Consuming Fire

Consuming Fire

by Catherine Fearns

2 out of 5

Synopsis
What Has Been Seen Cannot Be Unseen.

Liverpool is in the grip of an intense heatwave, and strange things are happening.

A woman dies in an apparent case of Spontaneous Human Combustion; a truck explodes on the dock road; the charred corpses of pets litter the city; forest fires ravage the pinewoods…and there are birds everywhere, silent flocks drawing in ominously.

Detective Inspector Darren Swift thinks there are connections, and his investigation delves into the worlds of football, nightclubs and organised crime. But is he imagining things?

Dr. Helen Hope doesn’t think so. And she believes the key lies in a mysterious seventeenth-century occult book which has gone missing from Liverpool Library.

In the blistering sequel to Reprobation, DI Swift is forced to confront some inconvenient ghosts from his past, as a terrifying shadow lies over his city’s reality….



Review
When impossible deaths happen in Liverpool, it is up to DI Darren, and ex-nun Helen to uncover who or what is responsible.

I received a free copy in exchange for an honest review.
This is the second book following Darren and Helen, but it works well as a stand-alone, in the sense that you can come in without previous knowledge (like me).

Darren is a Detective Inspector in his home town of Liverpool, he's engaged to a fireman, with their wedding looming; which puts increasing pressure on Darren to reconnect with his homophobic family.
When a perfectly normal woman bursts into flames and dies, Darren is put onto the case. When he starts getting more questions than answers, he turns to an old ally, Helen. 

Helen's history as a nun, and her keenness for academia, makes her the perfect researcher. Especially when it becomes obvious that it is involving the occult, demons and angels and forbidden books coated in skin...

The chapters alternate between several characters, and are also interspersed with the writings of a Victorian scholar.
I found the scholar's introduction to the story fascinating, as he goes to investigate rumours with just the right amount of arrogance and selfishness. That he succumbs to temptation, and dutifully notes his decline.
Later in the book, his sections are merely the translation of the unholy book he found, which tells the story of a fallen angel that becomes a fire demon. This has a bearing on the main story, and it does have a sense of being true to this ancient text; but it was very dry, like trying to read a bible. I ended up skimming a lot of this sections.

The main story was OK, I wanted to say that it is shared between several narrators, but it frequently shifts into third-person omniscient, which I personally find jarring.
This, along with the way information was piled on, made it hard for me to connect.

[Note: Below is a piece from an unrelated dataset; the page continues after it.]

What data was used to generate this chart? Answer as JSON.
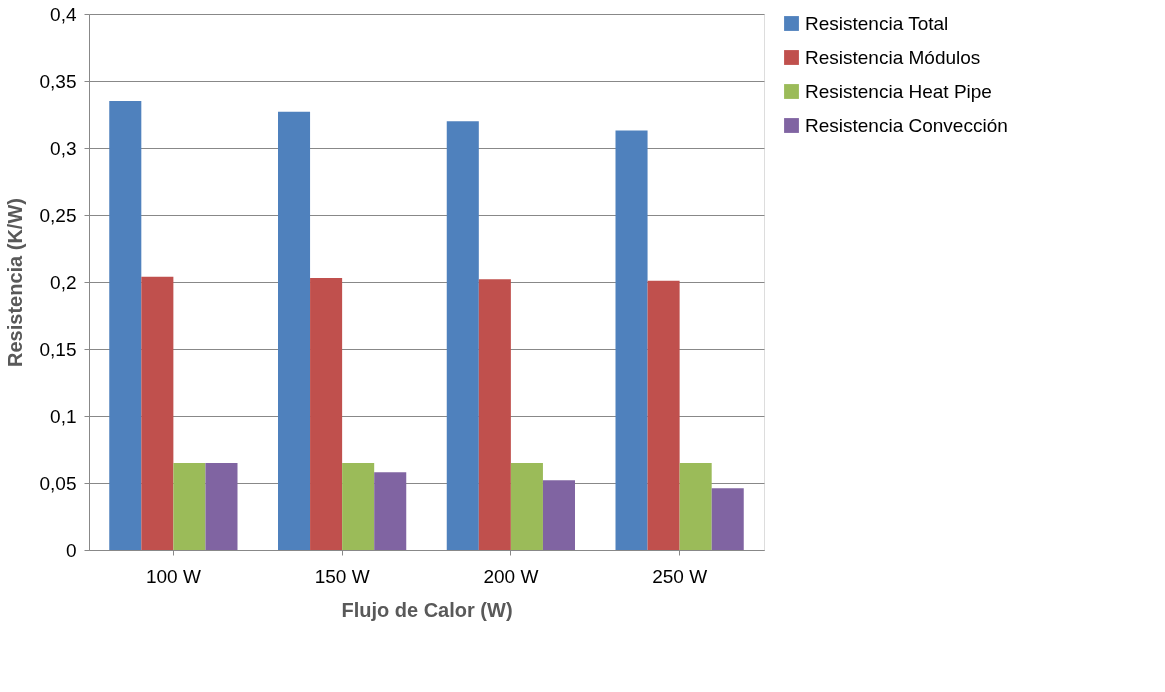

The plot was decent, it was original and creative, with enough twists and red herrings thrown in.
But I was disappointed by the ending - it has a powerful emotional punch, which I wasn't expecting; but it didn't feel like it had any resolution to the mystery.
I mean, we the readers know who is behind it, we know vaguely why, but it felt like it stopped before officially wrapping it all up. Yes, it leaves it open for the rest of the series, but it left me feeling dissatisfied, and failed to finish this "stand-alone" story.